Col pesce è facile percepire la differenza attraverso i sensi: il pesce appena pescato profuma di mare; il pesce conservato a norma di legge in un supermercato puzza quasi sempre. Siamo così assuefatti che scambiamo tale puzza per odore di pesce; in realtà quella è la puzza della putrefazione del pesce.

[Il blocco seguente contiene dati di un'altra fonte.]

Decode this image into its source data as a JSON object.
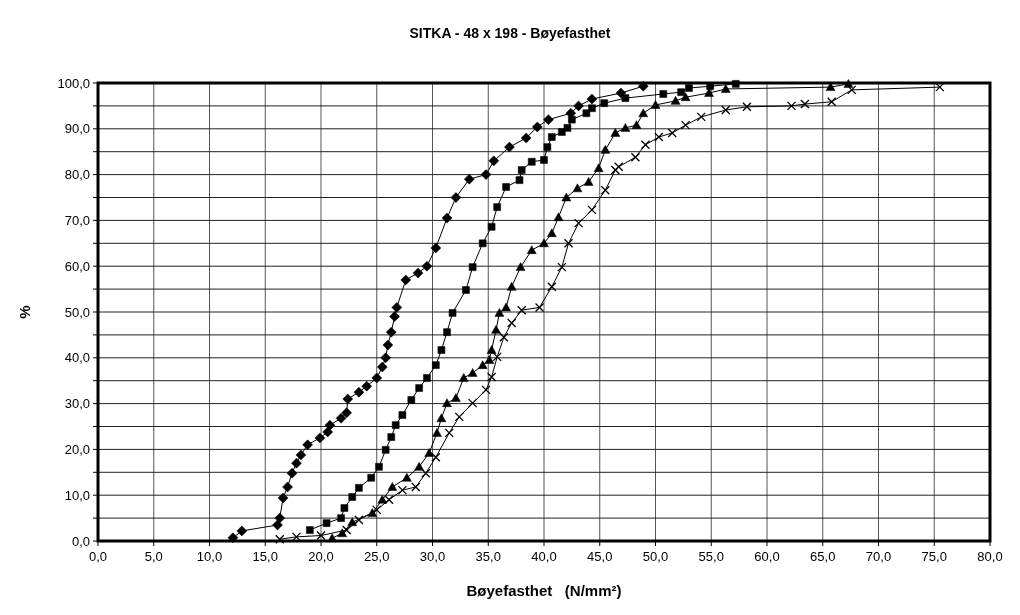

Forse è meglio sognare delle utopie che approfondire il tema della conservazione dei cibi. Quando si entra nel dettaglio di come vengono coltivati, allevati, prodotti e conservati i cibi che troviamo al supermercato viene voglia di fare lunghe passeggiate nei prati per scegliere: i posti migliori, le foglie migliori, con l’appropriato equilibrio microbico e al giusto grado di maturazione del … tarassaco selvatico. Se consideriamo che i problemi alimentari principali dei paesi ricchi occidentali sono l’eccesso di calorie, di zuccheri raffinati, di proteine animali, di grassi idrogenati e l’alterazione del microbiota intestinale etc … faremmo un piccolo passo salutare mangiandoci per cena 10 steli di tarassaco conditi con olio extravergine ed erbe aromatiche; stando attenti a non cadere nelle degenerazioni modaiole trasmesse dagli chef in televisione che portano piatti a base di erbe spontanee a costare degli spropositi; la logica del profitto arriva ovunque, figuriamoci se non altera la nostra percezione del rapporto qualità\prezzo.
Buona primavera con frutti e erbe appena colte!